On Thu, Apr 10, 2008 at 9:24 AM, Lester Caine <[EMAIL PROTECTED]> wrote:

>  Looking at the growing mess of wiki pages relating to
>  place/is_in/boundary/relations and the rest I think that I would not be
>  wasting my time now putting together a 'proposal' for good practice for
>  handling the simple hierarchy of is_in but it does need a means of 
> identifying
>  different 'Naga City' objects other than adding 'Camarines Sur, Luzon,
>  Philippines' to every use of it :(

is_in is a short-term kludge.

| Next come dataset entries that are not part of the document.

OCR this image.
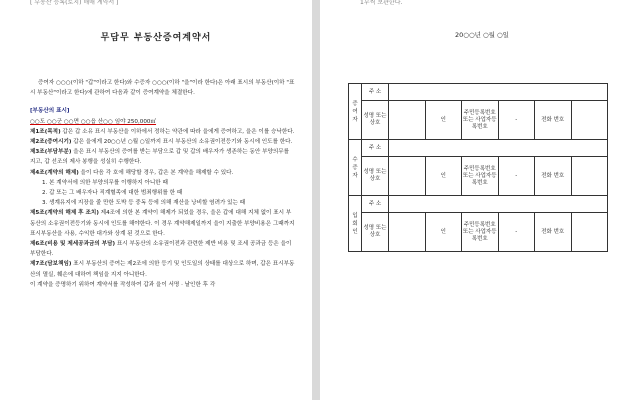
[ 부동산 등록(토지) 매매 계약서 ]
무담무 부동산증여계약서

증여자 ○○○(이하 "갑"이라고 한다)와 수증자 ○○○(이하 "을"이라 한다)은 아래 표시의 부동산(이하 "표시 부동산"이라고 한다)에 관하여 다음과 같이 증여계약을 체결한다.

[부동산의 표시]

○○도 ○○군 ○○면 ○○읍 산○○ 임야 250,000㎡

제1조(목적) 갑은 갑 소유 표시 부동산을 이하에서 정하는 약관에 따라 을에게 증여하고, 을은 이를 승낙한다.

제2조(증여시기) 갑은 을에게 20○○년 ○월 ○일까지 표시 부동산의 소유권이전등기와 동시에 인도를 한다.

제3조(부담부분) 을은 표시 부동산의 증여를 받는 부담으로 갑 및 갑의 배우자가 생존하는 동안 부양의무를 지고, 갑 선조의 제사 봉행을 성실히 수행한다.

제4조(계약의 해제) 을이 다음 각 호에 해당할 경우, 갑은 본 계약을 해제할 수 있다.

1. 본 계약서에 의한 부양의무를 이행하지 아니한 때
2. 갑 또는 그 배우자나 직계혈족에 대한 범죄행위를 한 때
3. 생계유지에 지장을 줄 만한 도박 등 중독 등에 의해 재산을 낭비할 염려가 있는 때

제5조(계약의 해제 후 조치) 제4조에 의한 본 계약이 해제가 되었을 경우, 을은 갑에 대해 지체 없이 표시 부동산의 소유권이전등기와 동시에 인도를 해야한다. 이 경우 계약해제일까지 을이 지출한 부양비용은 그때까지 표시부동산을 사용, 수익한 대가와 상계 된 것으로 한다.

제6조(비용 및 제세공과금의 부담) 표시 부동산의 소유권이전과 관련한 제반 비용 및 조세 공과금 등은 을이 부담한다.

제7조(담보책임) 표시 부동산의 증여는 제2조에 의한 등기 및 인도일의 상태를 대상으로 하며, 갑은 표시부동산의 멸실, 훼손에 대하여 책임을 지지 아니한다.

이 계약을 증명하기 위하여 계약서를 작성하여 갑과 을이 서명 · 날인한 후 각

1부씩 보관한다.
20○○년 ○월 ○일
증여자	주 소						
	성명 또는 상호		인	주민등록번호 또는 사업자등록번호	-	전화 번호	
수증자	주 소						
	성명 또는 상호		인	주민등록번호 또는 사업자등록번호	-	전화 번호	
입회인	주 소						
	성명 또는 상호		인	주민등록번호 또는 사업자등록번호	-	전화 번호	
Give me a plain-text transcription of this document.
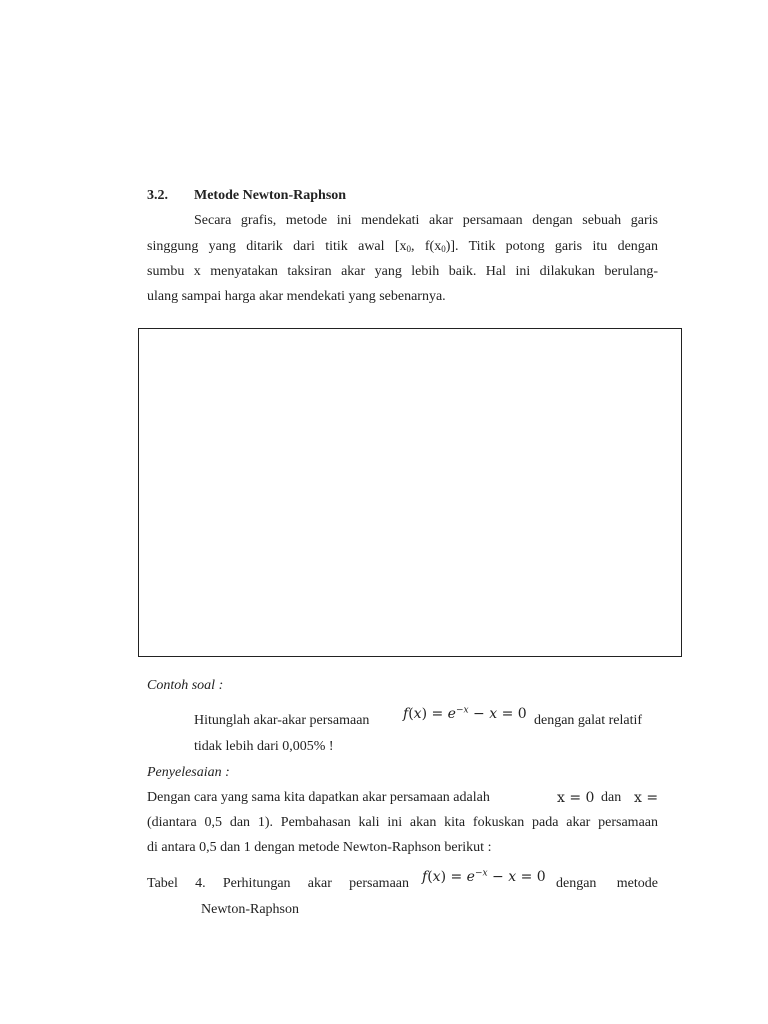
3.2. Metode Newton-Raphson
Secara grafis, metode ini mendekati akar persamaan dengan sebuah garis
singgung yang ditarik dari titik awal [$x_0$, $f(x_0)$]. Titik potong garis itu dengan
sumbu x menyatakan taksiran akar yang lebih baik. Hal ini dilakukan berulang-
ulang sampai harga akar mendekati yang sebenarnya.
Contoh soal :
Hitunglah akar-akar persamaan $f(x) = e^{-x} - x = 0$ dengan galat relatif
tidak lebih dari 0,005% !
Penyelesaian :
Dengan cara yang sama kita dapatkan akar persamaan adalah	x = 0 dan x =
(diantara 0,5 dan 1). Pembahasan kali ini akan kita fokuskan pada akar persamaan
di antara 0,5 dan 1 dengan metode Newton-Raphson berikut :
Tabel 4. Perhitungan akar persamaan $f(x) = e^{-x} - x = 0$ dengan metode
Newton-Raphson
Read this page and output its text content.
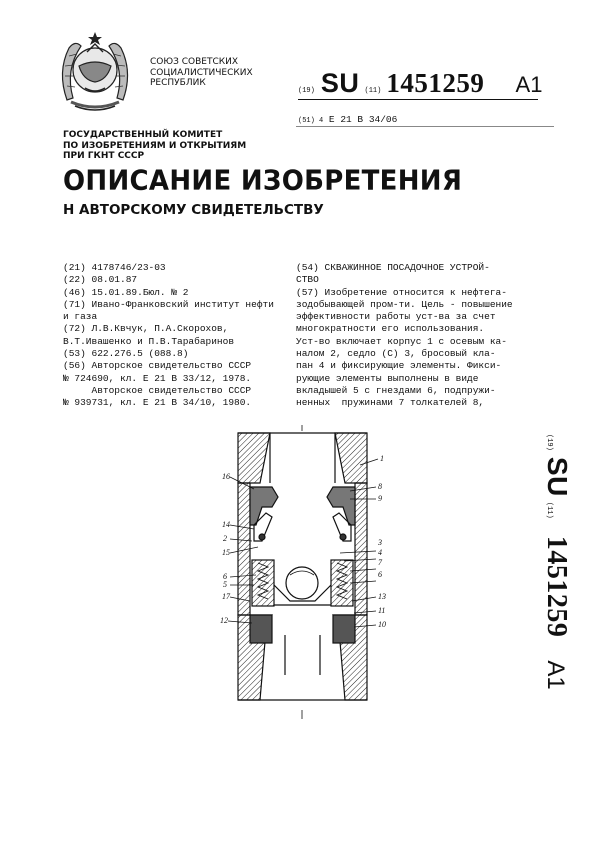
СОЮЗ СОВЕТСКИХ
СОЦИАЛИСТИЧЕСКИХ
РЕСПУБЛИК
(19) SU (11) 1451259 A1
(51) 4 Е 21 В 34/06
ГОСУДАРСТВЕННЫЙ КОМИТЕТ
ПО ИЗОБРЕТЕНИЯМ И ОТКРЫТИЯМ
ПРИ ГКНТ СССР
ОПИСАНИЕ ИЗОБРЕТЕНИЯ
Н АВТОРСКОМУ СВИДЕТЕЛЬСТВУ
(21) 4178746/23-03
(22) 08.01.87
(46) 15.01.89.Бюл. № 2
(71) Ивано-Франковский институт нефти
и газа
(72) Л.В.Квчук, П.А.Скорохов,
В.Т.Ивашенко и П.В.Тарабаринов
(53) 622.276.5 (088.8)
(56) Авторское свидетельство СССР
№ 724690, кл. Е 21 В 33/12, 1978.
Авторское свидетельство СССР
№ 939731, кл. Е 21 В 34/10, 1980.
(54) СКВАЖИННОЕ ПОСАДОЧНОЕ УСТРОЙ-
СТВО
(57) Изобретение относится к нефтега-
зодобывающей пром-ти. Цель - повышение
эффективности работы уст-ва за счет
многократности его использования.
Уст-во включает корпус 1 с осевым ка-
налом 2, седло (С) 3, бросовый кла-
пан 4 и фиксирующие элементы. Фикси-
рующие элементы выполнены в виде
вкладышей 5 с гнездами 6, подпружи-
ненных  пружинами 7 толкателей 8,
16
14
2
15
6
5
17
12
1
8
9
3
4
7
6
13
11
10
(19) SU (11) 1451259 A1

It's almost completely unnecessary when
- and only when - we have boundaries for whatever the larger area is.
Sometimes it's useful* when you don't.

The key fact that everyone forgets is that everything we deal with has
geographic coordinates. If you can give me a bounding polygon for a
country (whether derived from OSM or VMAP0 or wherever) then I can
tell you if a given amenity=pub is in that country. No need for any
relations or is_in tags AT ALL.

If we weren't talking about map data, then yes, we'd need a hierarchy.
organisation=society,name=RNIB would need is_in=UK, for example, since
there can't be coordinates for something that doesn't have a physical
location. But we're not worried about that because we're talking about
OpenStreetMap.

If you want a list of islands in the Philippines, it's really quite
straightforward. Give all the islands coastlines, define the boundary
of the country, and hey presto the rest is just a SELECT statement. If
you want to tag every island, ney every node in the database with what
regions they lie within (via is_in or relations) then you're wasting
your time.

Cheers,
Andy

* Not sure to who, to be honest, but maybe the namefinder uses it?